The Reich’s daughter, Anna, sung by Ellie Laugharne, gets a nice schmaltzy duet with her beloved Fenton, given just the right touch of ardent light lyricism by Luis Gomes and suitably delivered over a tea-room table laden with cakes and hot chocolate mit a plentiful topping of Schlag. Sky Ingram is lucky enough to own a pair of legs that start just beneath her armpits and therefore got to wear a series of outfits that showed them off to their best advantage. She is a sufficiently versatile singer to have managed some of the more challenging soprano passages while crawling across the floor in extremely flimsy underwear while waggling her rear end provocatively (the surtitles at this point, helpfully read ‘Dear sir, leave me now.’) The occasional moment of unsteadiness in her delivery could be forgiven in the circumstances.

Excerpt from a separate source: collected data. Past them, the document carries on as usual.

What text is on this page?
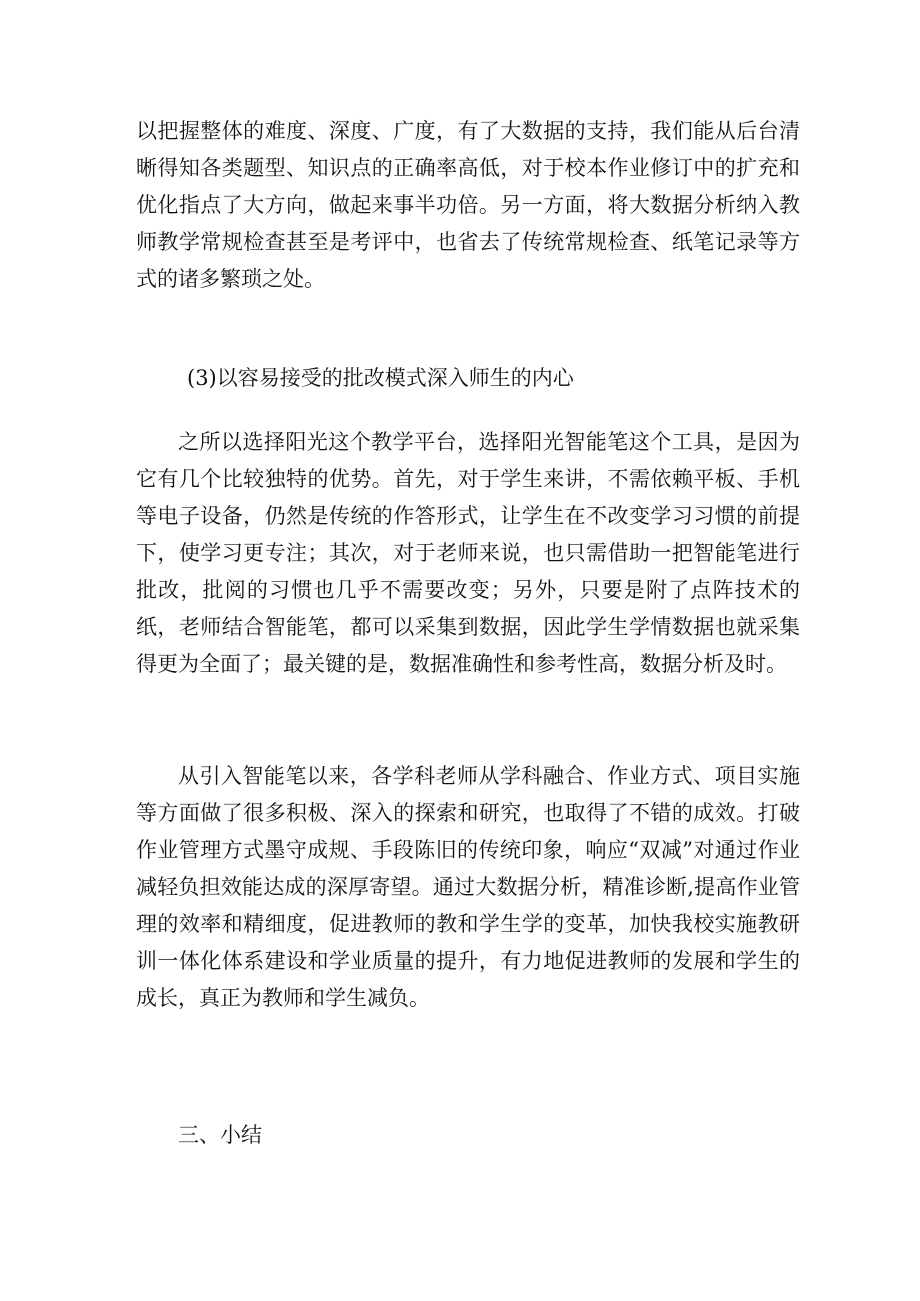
以把握整体的难度、深度、广度，有了大数据的支持，我们能从后台清晰得知各类题型、知识点的正确率高低，对于校本作业修订中的扩充和优化指点了大方向，做起来事半功倍。另一方面，将大数据分析纳入教师教学常规检查甚至是考评中，也省去了传统常规检查、纸笔记录等方式的诸多繁琐之处。

(3)以容易接受的批改模式深入师生的内心

之所以选择阳光这个教学平台，选择阳光智能笔这个工具，是因为它有几个比较独特的优势。首先，对于学生来讲，不需依赖平板、手机等电子设备，仍然是传统的作答形式，让学生在不改变学习习惯的前提下，使学习更专注；其次，对于老师来说，也只需借助一把智能笔进行批改，批阅的习惯也几乎不需要改变；另外，只要是附了点阵技术的纸，老师结合智能笔，都可以采集到数据，因此学生学情数据也就采集得更为全面了；最关键的是，数据准确性和参考性高，数据分析及时。

从引入智能笔以来，各学科老师从学科融合、作业方式、项目实施等方面做了很多积极、深入的探索和研究，也取得了不错的成效。打破作业管理方式墨守成规、手段陈旧的传统印象，响应“双减”对通过作业减轻负担效能达成的深厚寄望。通过大数据分析，精准诊断,提高作业管理的效率和精细度，促进教师的教和学生学的变革，加快我校实施教研训一体化体系建设和学业质量的提升，有力地促进教师的发展和学生的成长，真正为教师和学生减负。

三、小结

Two comedy suitors for Anna’s favours, Spärlich and Cajus, were sung by the almost identically long and lanky Jorge Navarro-Colorado and Benjamin Appl. The former has a fine line in geekishness while the latter’s German, which is his native language so should have been comprehensible, was hampered by the fact that he was supposed to be French.

A number of the roles are double cast and many of the singers will appear again in the Guildhall’s next opera production, Britten’s A Midsummer Night’s Dream in February/March 2012. These music college productions (look out for those at the Royal College and the Royal Academy as well) are always of a very high standard and offer an excellent opportunity for talent-spotting.